Show $(\log n)^{ (\log n) } = 2^{(\log n)(\log (\log n))}$ I am having difficulty understanding how this follows.
$$(\log n)^{ (\log n) } = 2^{(\log n)(\log (\log n))} = n^{\log \log n}$$
Which logarithmic identities are used to go through each equality?
e.g. how do you first go from 
$$(\log n)^{ (\log n) } = 2^{(\log n)(\log (\log n))}$$
and then to
$$2^{(\log n)(\log (\log n))} = n^{\log \log n}$$
(The log base must be 2 or else this equality won't hold)
 A: I'm assuming the base is $2.$ Otherwise the equality doesn't hold.

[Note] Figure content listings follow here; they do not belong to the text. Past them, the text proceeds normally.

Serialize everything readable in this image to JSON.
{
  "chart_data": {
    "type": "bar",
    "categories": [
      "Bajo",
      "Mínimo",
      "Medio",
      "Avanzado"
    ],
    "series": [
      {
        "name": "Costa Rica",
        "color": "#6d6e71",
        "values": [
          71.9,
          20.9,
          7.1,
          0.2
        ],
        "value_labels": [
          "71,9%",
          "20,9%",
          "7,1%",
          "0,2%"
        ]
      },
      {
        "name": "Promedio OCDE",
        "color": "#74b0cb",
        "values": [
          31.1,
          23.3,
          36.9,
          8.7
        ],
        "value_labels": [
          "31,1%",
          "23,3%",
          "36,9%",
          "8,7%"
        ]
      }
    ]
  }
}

$$2^{(\log n)(\log (\log n))} = 2^{(\log (\log n)) (\log n)} = (2^{(\log (\log n))})^{(\log n)}$$
and
$$ 2^{(\log (\log n))} = \log n $$
because
$$ 2^{\log x} = x.$$

Edit: to reflect the update in the question:
$$ 2^{(\log n)(\log (\log n))} = (\color{blue}{2^{(\log n)}})^{(\log (\log n))} = \color{blue}{n}^{{(\log (\log n))}} = n^{\log \log n} $$
because again
$$ 2^{\log n} = n.$$
A: For any
$$1\neq a\in\Bbb R^+\,\,,\,\,x^y=a^{y\log_ax}\,\,,\,\text{whenever LHS is defined. }$$
Thus,
$$(\log n)^{\log n}=2^{\log n\,\log_2(\log n)}$$
So your equality follows if the logarithm here is taken in base $\,2\,$ and not $\,10\,$ , as you wrote...
A: Let
$$y=\log_2^{\log_2 n} n$$
Taking the logarithm (in base 2) of both sides
$$\log_2 y=\log_2 n \log_2 \log_2 n$$
Now, remember that $2^{\log_2 n}=n$.  Thus
$$y=2^{\log_2 y}=2^{\log_2 n \log_2 \log_2}$$
Also recall that $a^{bc}=(a^b)^c$.  Thus
$$y=2^{\log_2 n \log_2 \log_2 n}=(2^{\log_2 n})^{\log_2 \log_2 n}=n^{\log_2 \log_2 n}$$